噪声与振动控制
譟聲與振動控製
조성여진동공제
Noise and Vibration Control
2015年
5期
159-163,175
,共6页
振动与波%局部特征尺度分解%三次Hermite插值%信号处理%故障诊断
振動與波%跼部特徵呎度分解%三次Hermite插值%信號處理%故障診斷
진동여파%국부특정척도분해%삼차Hermite삽치%신호처리%고장진단
vibration and wave%local characteristic-scale decomposition%cubic Hermite interpolation%signal processing%fault diagnosis
内禀时间尺度分解(Intrinsic time-scale decomposition,简称ITD)方法采用线性变换获得基线信号,使得分解结果出现毛刺和瞬时频率失真现象。因此,在定义瞬时频率具有物理意义的内禀尺度分量(Intrinsic scale component,简称ISC)基础上,提出基于三次Hermite插值的局部特征尺度分解方法(Cubic Hermite interpolation-Local characteristic-scale decomposition,简称CHLCD),该方法能够自适应地将一个复杂信号分解为若干个瞬时频率具有物理意义的内禀尺度分量之和。首先对CHLCD方法的原理进行分析,然后给出采用CHLCD对信号进行分解的详细步骤,最后采用仿真信号和滚动轴承信号对CHLCD进行验证,结果表明了CHLCD方法的有效性。
內稟時間呎度分解(Intrinsic time-scale decomposition,簡稱ITD)方法採用線性變換穫得基線信號,使得分解結果齣現毛刺和瞬時頻率失真現象。因此,在定義瞬時頻率具有物理意義的內稟呎度分量(Intrinsic scale component,簡稱ISC)基礎上,提齣基于三次Hermite插值的跼部特徵呎度分解方法(Cubic Hermite interpolation-Local characteristic-scale decomposition,簡稱CHLCD),該方法能夠自適應地將一箇複雜信號分解為若榦箇瞬時頻率具有物理意義的內稟呎度分量之和。首先對CHLCD方法的原理進行分析,然後給齣採用CHLCD對信號進行分解的詳細步驟,最後採用倣真信號和滾動軸承信號對CHLCD進行驗證,結果錶明瞭CHLCD方法的有效性。

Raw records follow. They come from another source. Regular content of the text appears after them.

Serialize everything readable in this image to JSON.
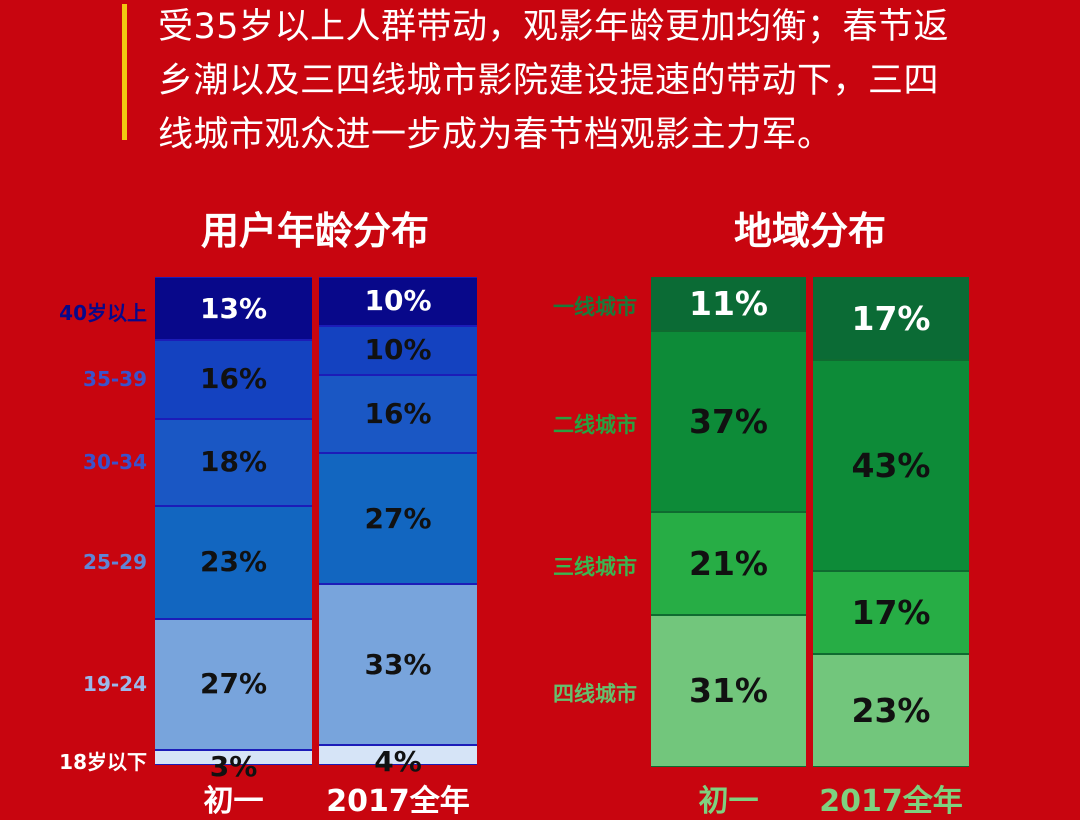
{
  "headline": {
    "line1": "受35岁以上人群带动，观影年龄更加均衡；春节返",
    "line2": "乡潮以及三四线城市影院建设提速的带动下，三四",
    "line3": "线城市观众进一步成为春节档观影主力军。"
  },
  "colors": {
    "background": "#c8050f",
    "accent": "#f2c811"
  },
  "chart_data": [
    {
      "type": "bar",
      "stacked": true,
      "title": "用户年龄分布",
      "categories": [
        "初一",
        "2017全年"
      ],
      "segment_labels": [
        "40岁以上",
        "35-39",
        "30-34",
        "25-29",
        "19-24",
        "18岁以下"
      ],
      "series": [
        {
          "name": "40岁以上",
          "values": [
            13,
            10
          ],
          "color": "#08088a"
        },
        {
          "name": "35-39",
          "values": [
            16,
            10
          ],
          "color": "#1442c0"
        },
        {
          "name": "30-34",
          "values": [
            18,
            16
          ],
          "color": "#1a57c4"
        },
        {
          "name": "25-29",
          "values": [
            23,
            27
          ],
          "color": "#1266c0"
        },
        {
          "name": "19-24",
          "values": [
            27,
            33
          ],
          "color": "#78a4dc"
        },
        {
          "name": "18岁以下",
          "values": [
            3,
            4
          ],
          "color": "#d6e4f7"
        }
      ],
      "label_colors": [
        "#08088a",
        "#3a52cc",
        "#3a52cc",
        "#5f85d6",
        "#9ab8ea",
        "#ffffff"
      ],
      "xlabel_color": "#ffffff"
    },
    {
      "type": "bar",
      "stacked": true,
      "title": "地域分布",
      "categories": [
        "初一",
        "2017全年"
      ],
      "segment_labels": [
        "一线城市",
        "二线城市",
        "三线城市",
        "四线城市"
      ],
      "series": [
        {
          "name": "一线城市",
          "values": [
            11,
            17
          ],
          "color": "#0b6b35"
        },
        {
          "name": "二线城市",
          "values": [
            37,
            43
          ],
          "color": "#0d8b38"
        },
        {
          "name": "三线城市",
          "values": [
            21,
            17
          ],
          "color": "#27ad45"
        },
        {
          "name": "四线城市",
          "values": [
            31,
            23
          ],
          "color": "#72c67c"
        }
      ],
      "label_colors": [
        "#1a7a3a",
        "#29a040",
        "#3bb550",
        "#66c06e"
      ],
      "xlabel_color": "#7ed17f"
    }
  ]
}
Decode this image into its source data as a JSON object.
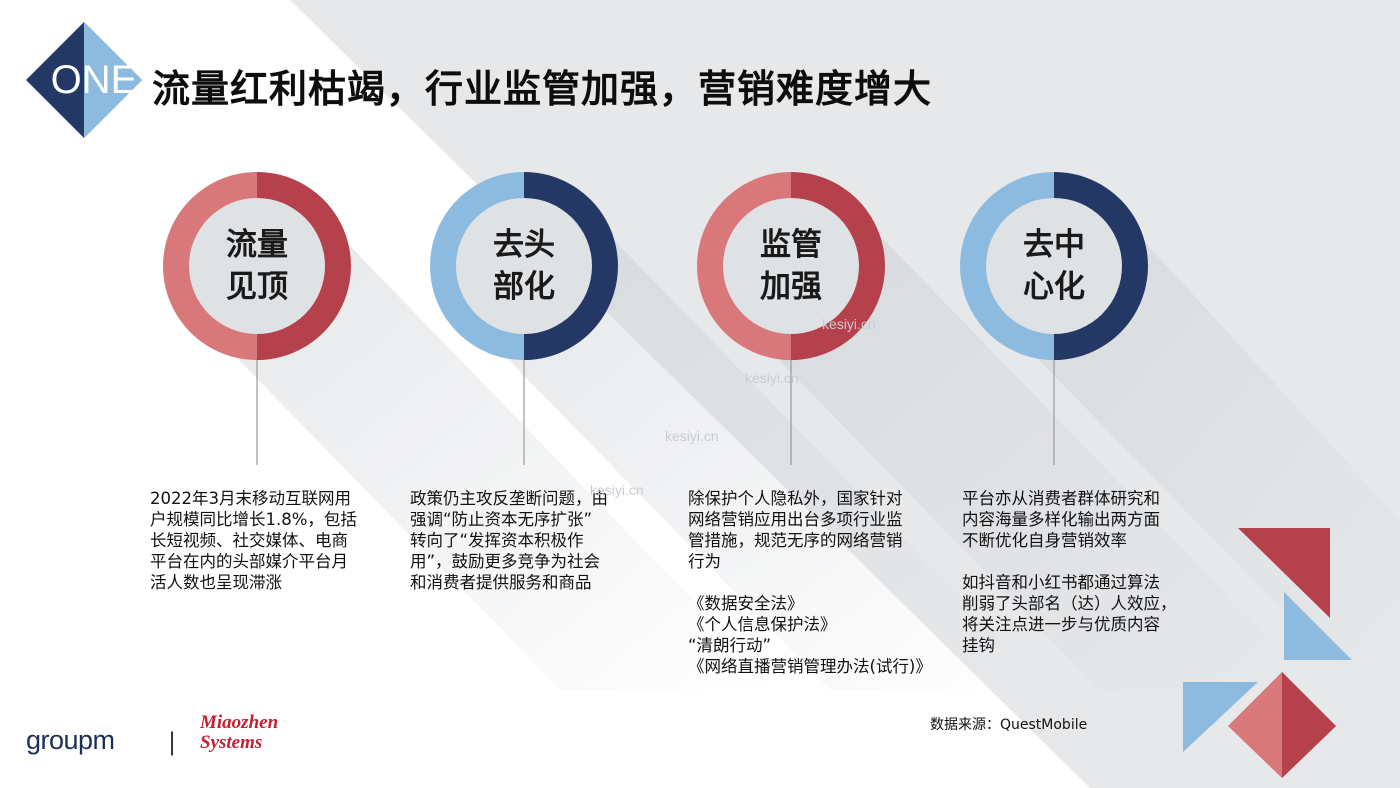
{
  "header": {
    "badge": "ONE",
    "title": "流量红利枯竭，行业监管加强，营销难度增大"
  },
  "circles": [
    {
      "line1": "流量",
      "line2": "见顶",
      "theme": "red",
      "desc": [
        "2022年3月末移动互联网用",
        "户规模同比增长1.8%，包括",
        "长短视频、社交媒体、电商",
        "平台在内的头部媒介平台月",
        "活人数也呈现滞涨"
      ]
    },
    {
      "line1": "去头",
      "line2": "部化",
      "theme": "blue",
      "desc": [
        "政策仍主攻反垄断问题，由",
        "强调“防止资本无序扩张”",
        "转向了“发挥资本积极作",
        "用”，鼓励更多竞争为社会",
        "和消费者提供服务和商品"
      ]
    },
    {
      "line1": "监管",
      "line2": "加强",
      "theme": "red",
      "desc": [
        "除保护个人隐私外，国家针对",
        "网络营销应用出台多项行业监",
        "管措施，规范无序的网络营销",
        "行为",
        "",
        "《数据安全法》",
        "《个人信息保护法》",
        "“清朗行动”",
        "《网络直播营销管理办法(试行)》"
      ]
    },
    {
      "line1": "去中",
      "line2": "心化",
      "theme": "blue",
      "desc": [
        "平台亦从消费者群体研究和",
        "内容海量多样化输出两方面",
        "不断优化自身营销效率",
        "",
        "如抖音和小红书都通过算法",
        "削弱了头部名（达）人效应，",
        "将关注点进一步与优质内容",
        "挂钩"
      ]
    }
  ],
  "source": "数据来源：QuestMobile",
  "logos": {
    "groupm": "groupm",
    "separator": "|",
    "miaozhen_line1": "Miaozhen",
    "miaozhen_line2": "Systems"
  },
  "watermark": "kesiyi.cn",
  "colors": {
    "red_dark": "#b5414c",
    "red_light": "#d8787a",
    "navy": "#243865",
    "blue_light": "#8dbbe0",
    "inner": "#dfe2e5"
  }
}
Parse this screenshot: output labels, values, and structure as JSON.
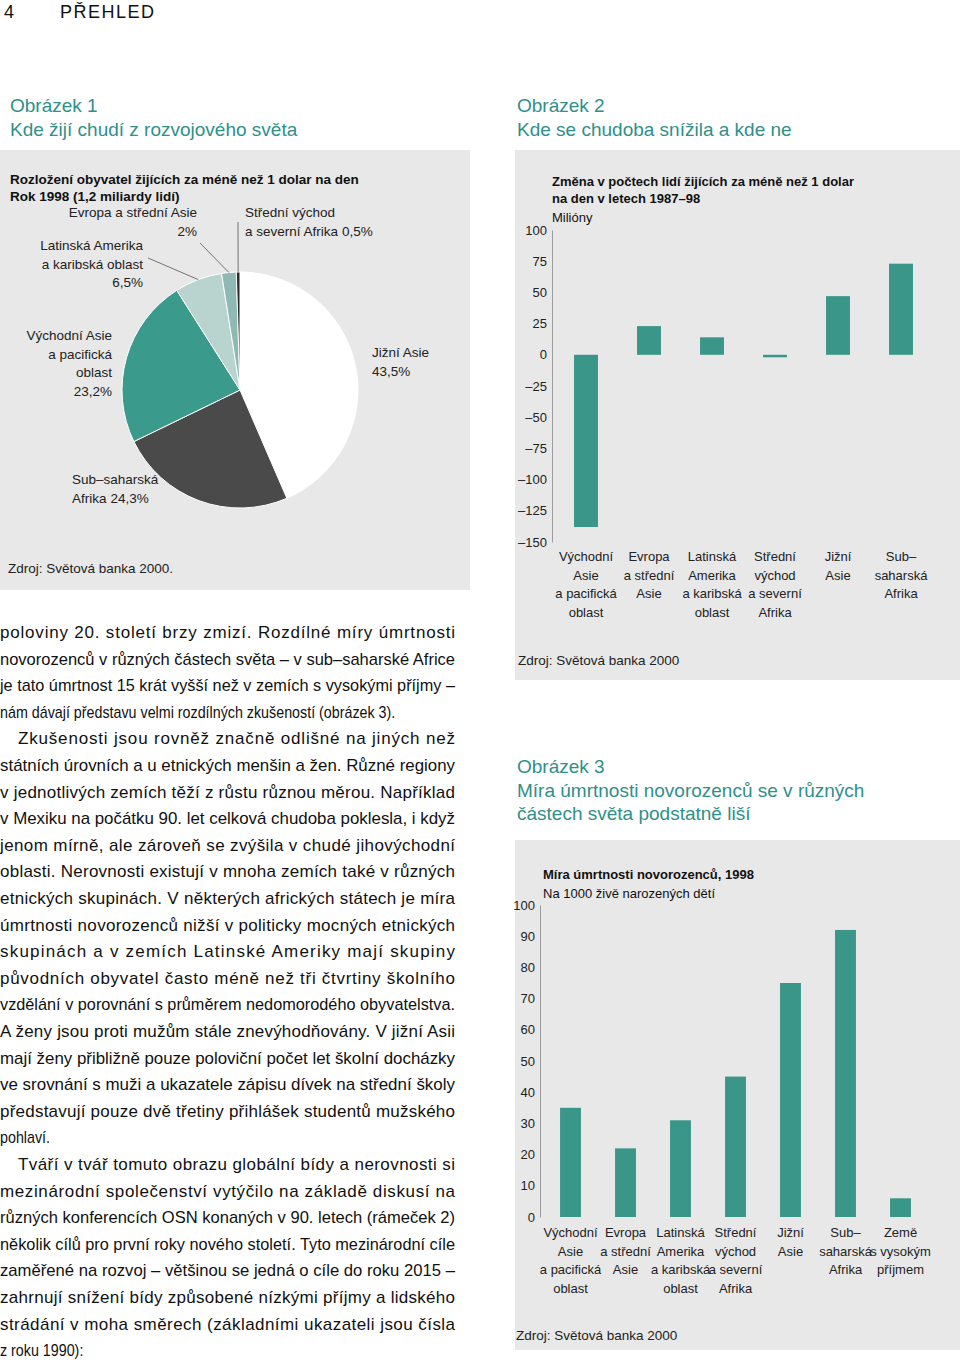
{
  "header": {
    "page_number": "4",
    "section": "PŘEHLED"
  },
  "chart_data": [
    {
      "type": "pie",
      "figure": "Obrázek 1",
      "title": "Kde žijí chudí z rozvojového světa",
      "subtitle": "Rozložení obyvatel žijících za méně než 1 dolar na den\nRok 1998 (1,2 miliardy lidí)",
      "categories": [
        "Jižní Asie",
        "Sub–saharská\nAfrika",
        "Východní Asie\na pacifická\noblast",
        "Latinská Amerika\na karibská oblast",
        "Evropa a střední Asie",
        "Střední východ\na severní Afrika"
      ],
      "values": [
        43.5,
        24.3,
        23.2,
        6.5,
        2,
        0.5
      ],
      "value_labels": [
        "43,5%",
        "24,3%",
        "23,2%",
        "6,5%",
        "2%",
        "0,5%"
      ],
      "colors": [
        "#ffffff",
        "#4a4a4a",
        "#3a9a8c",
        "#b9d3cf",
        "#8fbab3",
        "#2b2b2b"
      ],
      "source": "Zdroj: Světová banka 2000."
    },
    {
      "type": "bar",
      "figure": "Obrázek 2",
      "title": "Kde se chudoba snížila a kde ne",
      "subtitle": "Změna v počtech lidí žijících za méně než 1 dolar\nna den v letech 1987–98",
      "y_label": "Milióny",
      "categories": [
        "Východní\nAsie\na pacifická\noblast",
        "Evropa\na střední\nAsie",
        "Latinská\nAmerika\na karibská\noblast",
        "Střední\nvýchod\na severní\nAfrika",
        "Jižní\nAsie",
        "Sub–\nsaharská\nAfrika"
      ],
      "values": [
        -138,
        23,
        14,
        -2,
        47,
        73
      ],
      "color": "#3a9688",
      "ylim": [
        -150,
        100
      ],
      "yticks": [
        {
          "value": -150,
          "label": "–150"
        },
        {
          "value": -125,
          "label": "–125"
        },
        {
          "value": -100,
          "label": "–100"
        },
        {
          "value": -75,
          "label": "–75"
        },
        {
          "value": -50,
          "label": "–50"
        },
        {
          "value": -25,
          "label": "–25"
        },
        0,
        25,
        50,
        75,
        100
      ],
      "grid": false,
      "source": "Zdroj: Světová banka 2000"
    },
    {
      "type": "bar",
      "figure": "Obrázek 3",
      "title": "Míra úmrtnosti novorozenců se v různých\nčástech světa podstatně liší",
      "subtitle": "Míra úmrtnosti novorozenců, 1998",
      "y_label": "Na 1000 živě narozených dětí",
      "categories": [
        "Východní\nAsie\na pacifická\noblast",
        "Evropa\na střední\nAsie",
        "Latinská\nAmerika\na karibská\noblast",
        "Střední\nvýchod\na severní\nAfrika",
        "Jižní\nAsie",
        "Sub–\nsaharská\nAfrika",
        "Země\ns vysokým\npříjmem"
      ],
      "values": [
        35,
        22,
        31,
        45,
        75,
        92,
        6
      ],
      "color": "#3a9688",
      "ylim": [
        0,
        100
      ],
      "yticks": [
        0,
        10,
        20,
        30,
        40,
        50,
        60,
        70,
        80,
        90,
        100
      ],
      "grid": false,
      "source": "Zdroj: Světová banka 2000"
    }
  ],
  "body": {
    "paragraphs": [
      [
        "poloviny 20. století brzy zmizí. Rozdílné míry úmrtnosti",
        "novorozenců v různých částech světa – v sub–saharské Africe",
        "je tato úmrtnost 15 krát vyšší než v zemích s vysokými příjmy –",
        "nám dávají představu velmi rozdílných zkušeností (obrázek 3)."
      ],
      [
        "Zkušenosti jsou rovněž značně odlišné na jiných než",
        "státních úrovních a u etnických menšin a žen. Různé regiony",
        "v jednotlivých zemích těží z růstu různou měrou. Například",
        "v Mexiku na počátku 90. let celková chudoba poklesla, i když",
        "jenom mírně, ale zároveň se zvýšila v chudé jihovýchodní",
        "oblasti. Nerovnosti existují v mnoha zemích také v různých",
        "etnických skupinách. V některých afrických státech je míra",
        "úmrtnosti novorozenců nižší v politicky mocných etnických",
        "skupinách a v zemích Latinské Ameriky mají skupiny",
        "původních obyvatel často méně než tři čtvrtiny školního",
        "vzdělání v porovnání s průměrem nedomorodého obyvatelstva.",
        "A ženy jsou proti mužům stále znevýhodňovány. V jižní Asii",
        "mají ženy přibližně pouze poloviční počet let školní docházky",
        "ve srovnání s muži a ukazatele zápisu dívek na střední školy",
        "představují pouze dvě třetiny přihlášek studentů mužského",
        "pohlaví."
      ],
      [
        "Tváří v tvář tomuto obrazu globální bídy a nerovnosti si",
        "mezinárodní společenství vytýčilo na základě diskusí na",
        "různých konferencích OSN konaných v 90. letech (rámeček 2)",
        "několik cílů pro první roky nového století. Tyto mezinárodní cíle",
        "zaměřené na rozvoj – většinou se jedná o cíle do roku 2015 –",
        "zahrnují snížení bídy způsobené nízkými příjmy a lidského",
        "strádání v moha směrech (základními ukazateli jsou čísla",
        "z roku 1990):"
      ]
    ]
  }
}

내품시간척도분해(Intrinsic time-scale decomposition,간칭ITD)방법채용선성변환획득기선신호,사득분해결과출현모자화순시빈솔실진현상。인차,재정의순시빈솔구유물리의의적내품척도분량(Intrinsic scale component,간칭ISC)기출상,제출기우삼차Hermite삽치적국부특정척도분해방법(Cubic Hermite interpolation-Local characteristic-scale decomposition,간칭CHLCD),해방법능구자괄응지장일개복잡신호분해위약간개순시빈솔구유물리의의적내품척도분량지화。수선대CHLCD방법적원리진행분석,연후급출채용CHLCD대신호진행분해적상세보취,최후채용방진신호화곤동축승신호대CHLCD진행험증,결과표명료CHLCD방법적유효성。
Since linear transformation is used to obtain baseline signal in intrinsic time scale decomposition (ITD) method, burr and instantaneous frequency distortion will appear in the decomposition results. Therefore, a rational Cubic Hermite interpolation—Local characteristic-scale decomposition (CHLCD) method is presented. In this method, any complex signal can be adaptively decomposed into a sum of several independent rational intrinsic scale components (ISCs), whose instantaneous frequencies have obvious physical meanings. Firstly, the principle of the CHLCD method was analyzed. Then, the detailed steps of CHLCD of signal were given. Finally, a simulation signal was adopted to verify the CHLCD method. Experimental results show that the CHLCD method can effectively decompose signals.